At 19, Meshkin had raised $3.5 million to start Surfbuzz.com, a points-based Internet usage auction. He sold the company within a year for $24 million. At an age when Meshkin should have been working at Taco Bell, he could have owned a neighborhood of them.

“Yeah, it was a big deal to have success at a young age, but nothing really changed,” Meshkin said. “I'm still good friends with my high school friends. I've tried to be the same person, and be involved in a lot more exciting aspects of life. … Everyone was making money then. I was in the right place at the right time. What's going to separate me from everyone else is how I move forward from this point.”

That's why Meshkin created Bang Racing, the fourth company he has started and controlled. His infatuation with racing dates back to his childhood, and he even raced in the Barber Dodge Series when he was 17. Now he wants to build a racing fortress of young, successful, personable drivers — a team that, in many ways, will resemble him.

“In my opinion, Toyota's demographic is a younger audience,” he said. “It's not the 65-year-old NASCAR fan. It's the 25-year-old NASCAR fan. We feel our race team will capitalize on that demographic.… There's some jealousy in the Cup garages, but my relationship with the drivers is strong. Most of them are young. I was joking with one of the drivers, ‘Would you rather hang out with me or work with the 50-year-old?' It's (said) jokingly, but I feel like it will be a competitive edge.”
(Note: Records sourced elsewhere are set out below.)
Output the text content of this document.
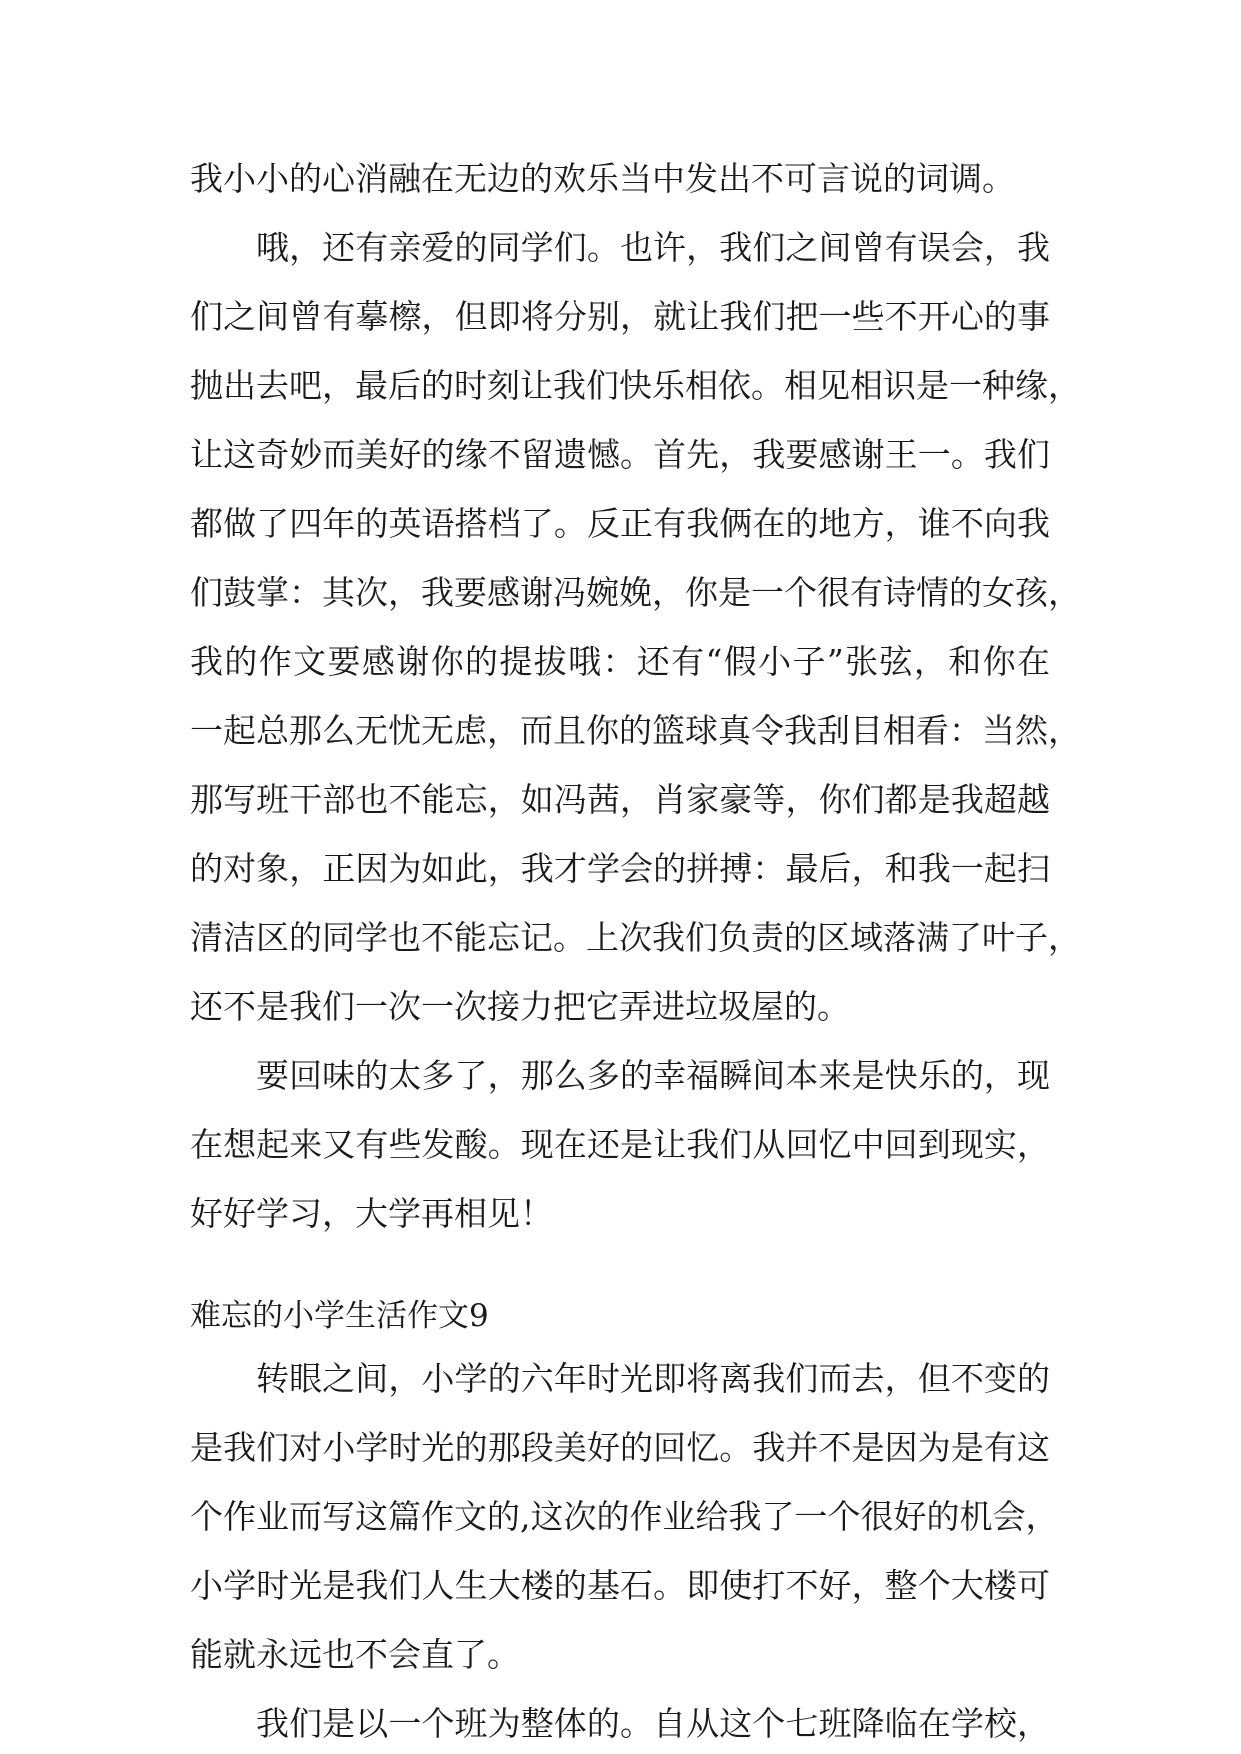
我小小的心消融在无边的欢乐当中发出不可言说的词调。
哦，还有亲爱的同学们。也许，我们之间曾有误会，我
们之间曾有摹檫，但即将分别，就让我们把一些不开心的事
抛出去吧，最后的时刻让我们快乐相依。相见相识是一种缘，
让这奇妙而美好的缘不留遗憾。首先，我要感谢王一。我们
都做了四年的英语搭档了。反正有我俩在的地方，谁不向我
们鼓掌：其次，我要感谢冯婉娩，你是一个很有诗情的女孩，
我的作文要感谢你的提拔哦：还有“假小子”张弦，和你在
一起总那么无忧无虑，而且你的篮球真令我刮目相看：当然，
那写班干部也不能忘，如冯茜，肖家豪等，你们都是我超越
的对象，正因为如此，我才学会的拼搏：最后，和我一起扫
清洁区的同学也不能忘记。上次我们负责的区域落满了叶子，
还不是我们一次一次接力把它弄进垃圾屋的。
要回味的太多了，那么多的幸福瞬间本来是快乐的，现
在想起来又有些发酸。现在还是让我们从回忆中回到现实，
好好学习，大学再相见！
难忘的小学生活作文9
转眼之间，小学的六年时光即将离我们而去，但不变的
是我们对小学时光的那段美好的回忆。我并不是因为是有这
个作业而写这篇作文的,这次的作业给我了一个很好的机会，
小学时光是我们人生大楼的基石。即使打不好，整个大楼可
能就永远也不会直了。
我们是以一个班为整体的。自从这个七班降临在学校，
In late 2004, BANG Racing was on unstable ground.  Meshkin's Bang Racing, was delaying employee's checks, and delaying payments to suppliers.    In late 2004, Bang Racing! announced plans to compete in NASCAR Busch Series, with driver Travis Kvapil.  NASCAR is speculated in securing Bang Racing's sponsorships with the help of NASCAR CEO Brian France.  After a fallout with NASCAR and Toyota, it is unknown rather NASCAR knew the business conditions of Bang Racing.
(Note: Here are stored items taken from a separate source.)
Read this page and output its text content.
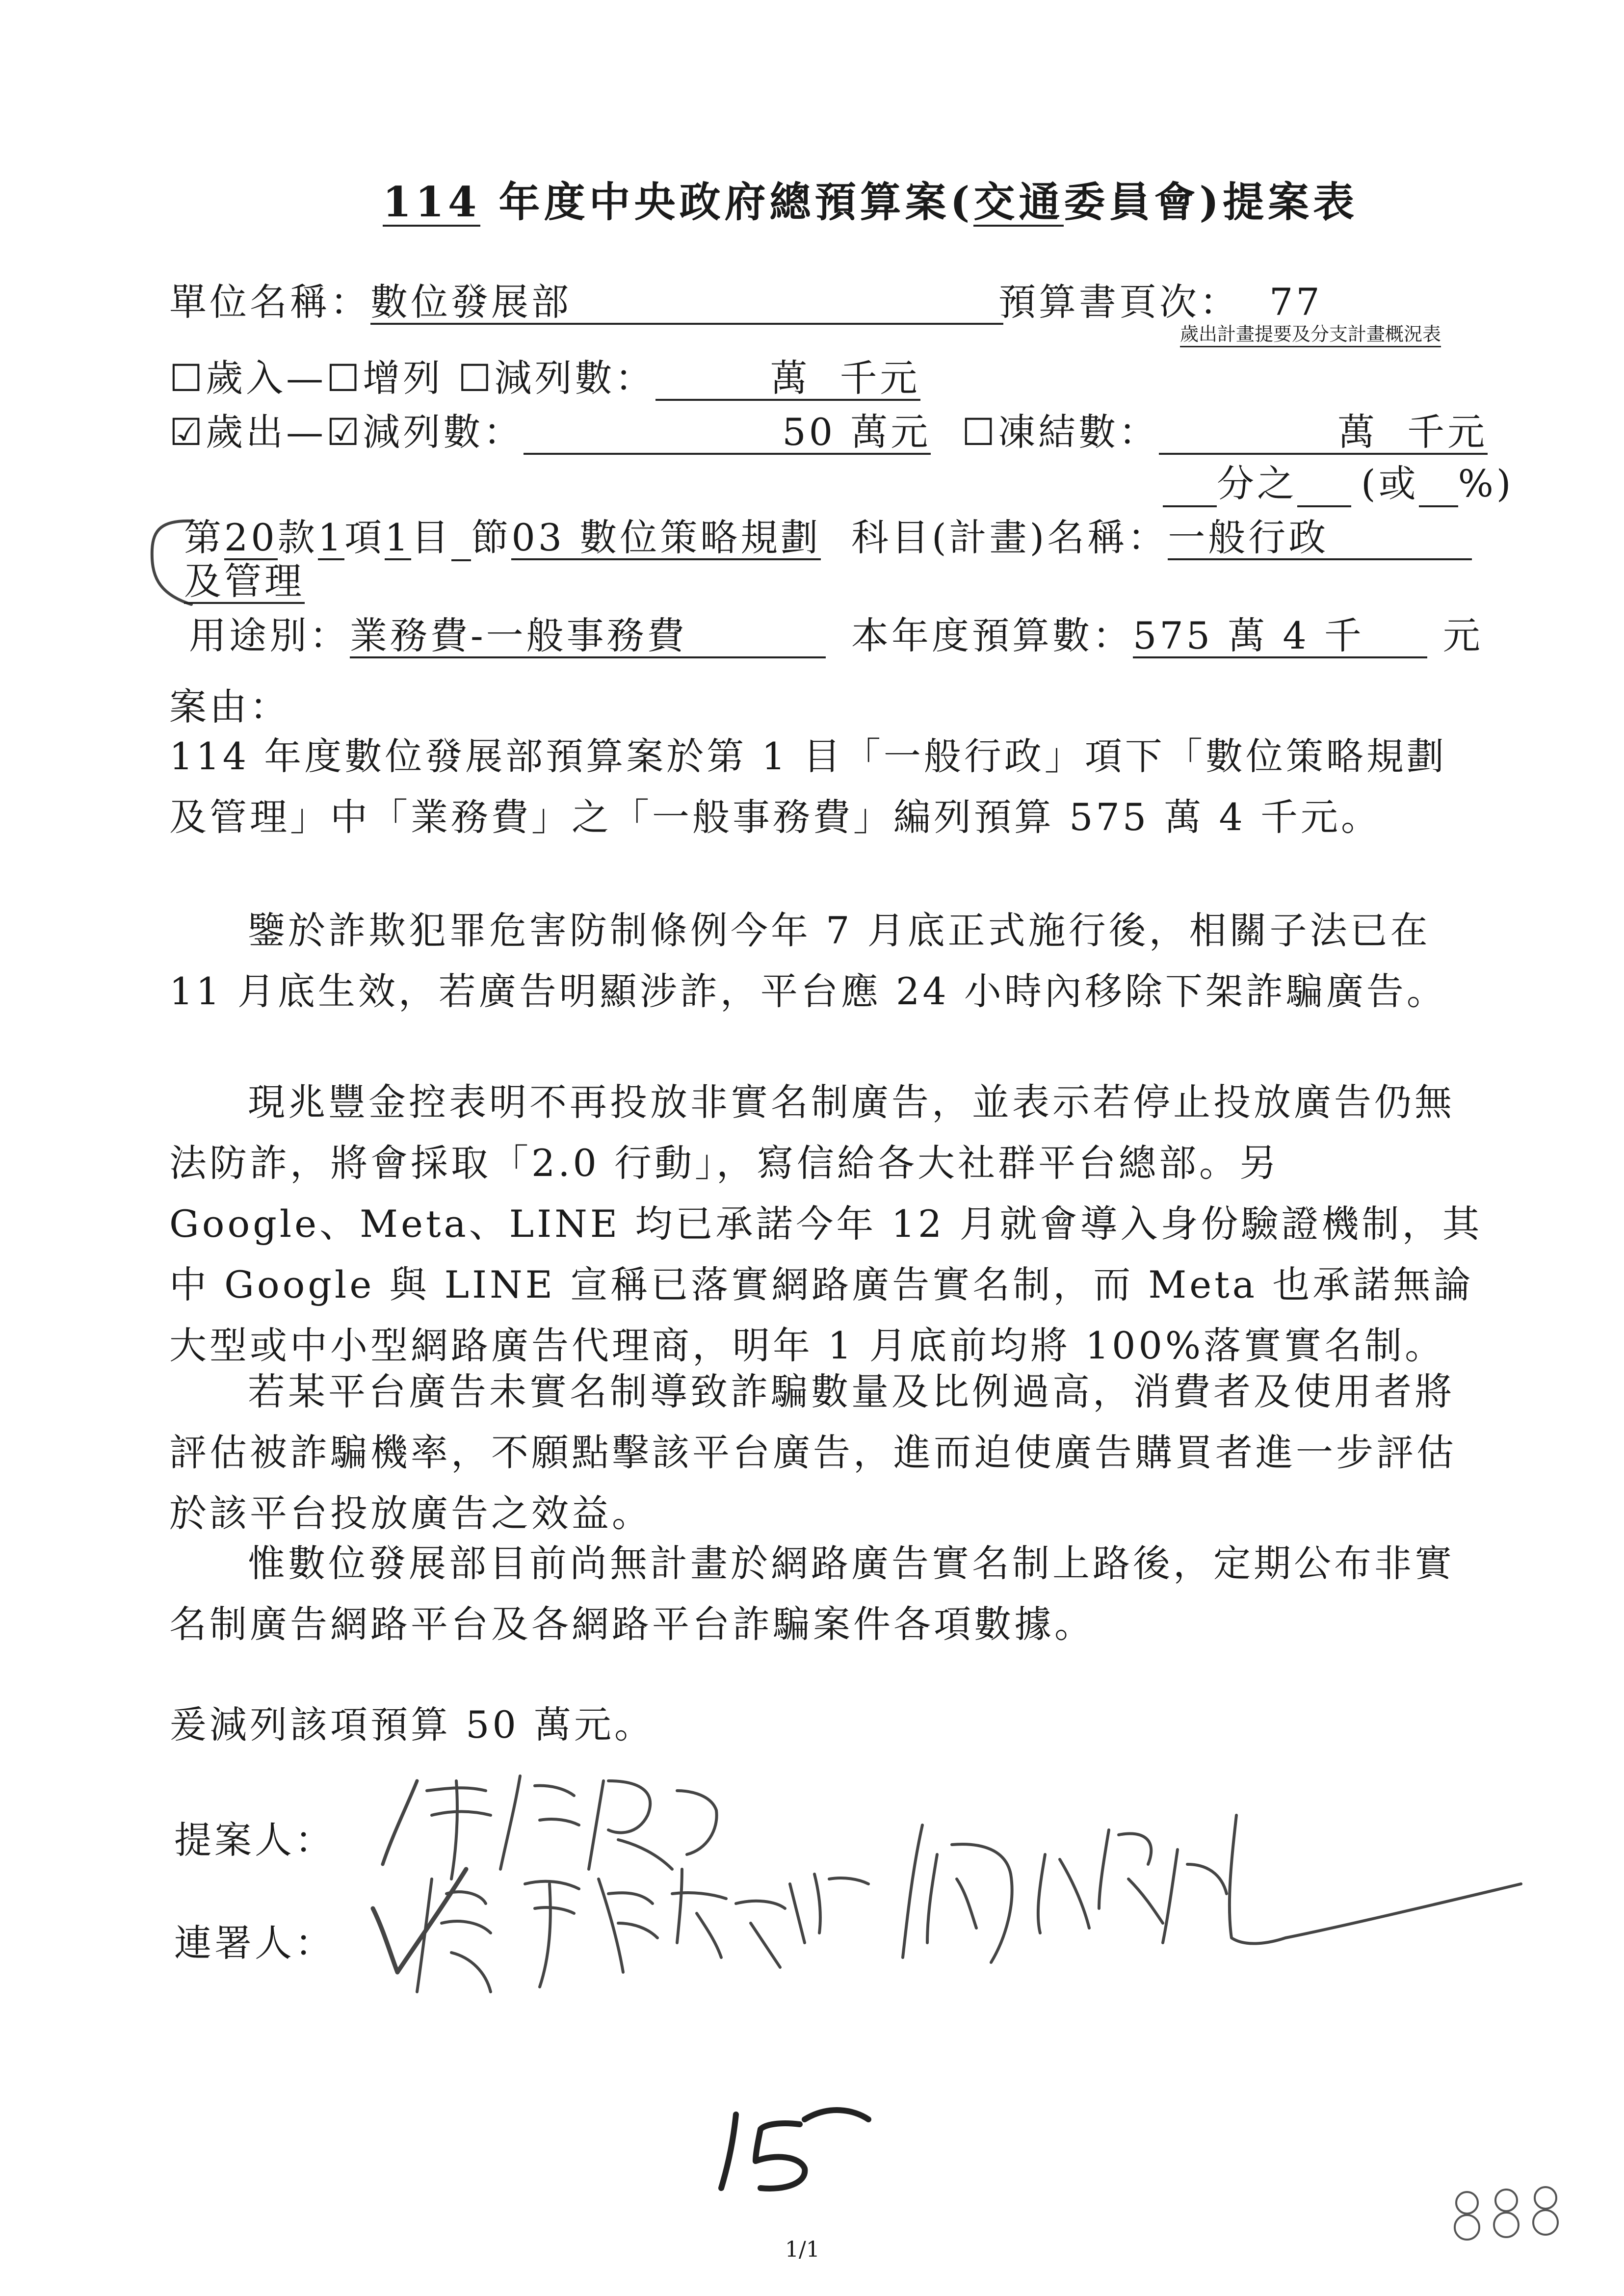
114 年度中央政府總預算案(交通委員會)提案表
單位名稱：數位發展部	預算書頁次： 77
歲出計畫提要及分支計畫概況表
☐歲入—☐增列 ☐減列數：	萬 千元
☑歲出—☑減列數：	50 萬元 ☐凍結數：	萬 千元
分之 (或 %)
第20款1項1目 節03 數位策略規劃 科目(計畫)名稱：一般行政
及管理
用途別：業務費-一般事務費	本年度預算數：575 萬 4 千 元
案由：
114 年度數位發展部預算案於第 1 目「一般行政」項下「數位策略規劃及管理」中「業務費」之「一般事務費」編列預算 575 萬 4 千元。
鑒於詐欺犯罪危害防制條例今年 7 月底正式施行後，相關子法已在 11 月底生效，若廣告明顯涉詐，平台應 24 小時內移除下架詐騙廣告。
現兆豐金控表明不再投放非實名制廣告，並表示若停止投放廣告仍無法防詐，將會採取「2.0 行動」，寫信給各大社群平台總部。另 Google、Meta、LINE 均已承諾今年 12 月就會導入身份驗證機制，其中 Google 與 LINE 宣稱已落實網路廣告實名制，而 Meta 也承諾無論大型或中小型網路廣告代理商，明年 1 月底前均將 100%落實實名制。
若某平台廣告未實名制導致詐騙數量及比例過高，消費者及使用者將評估被詐騙機率，不願點擊該平台廣告，進而迫使廣告購買者進一步評估於該平台投放廣告之效益。
惟數位發展部目前尚無計畫於網路廣告實名制上路後，定期公布非實名制廣告網路平台及各網路平台詐騙案件各項數據。
爰減列該項預算 50 萬元。
提案人：
連署人：
1/1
Meshkin announced in January, that his Bang Racing would not compete in the 2005 Speedweeks at Daytona International Speedway.  Since then, Bang Racing has failed to compete in a single Busch Series race and closing its North Carolina shop.

In May 2005, Former Bang! Racing driver and Penske Racing South driver #77-Travis Kvapil, a rookie in the Nextel Cup Series, has filed suit in North Carolina against his former employer, Alex Meshkin, who owned the now-defunct Bamg! Racing Craftsman Truck team. Kvapil, who drove for Bam! Last season, alleges that Meshkin was contracted to provide a Busch Series ride for him this year but failed to do so. Meshkin, who is also involved in litigation with former employee Larry McReynolds, closed his race team late last year.

More recently Meshkin was involved in litigation with Vertrue Inc., in Delaware over his NUTTZ.com.  A race fan membership website that allowed NASCAR fans to sign up for Nutzz Basic or Nutzz Elite a racefan points program, in exchange for free items.  The litigation involved over somewhere in between 40,000-150,000 confidential membership information of Nutzz Basic,  only 1,200 Nutzz Elite members. 

Meshkin cited in an e-mail dated January 31, 2005, Meshkin represented to Vertrue that a “recent internal reorganization of Bang!Racing” had occurred.  In fact, on or about January 21, 2005, due to the loss of a major sponsor, Line-X, “Bang Racing was not in a position to fund a staff to build and maintain racing vehicles and accordingly laid off its employees engaged in those duties” and underwent a corporate restructuring.  Meshkin lost his court case, to keep all confidential information. Vertrue was also cleared of any wrong doing, when they sent e-mails to 1,200 Nutzz Ellite members, to join its own race fan membership Fasttrack program.

It appears a teen's dream, got out of control and then hit hard with reality.  Only time will tell if Meshkin can rebuild his success, and more importantly respect with NASCAR competitors.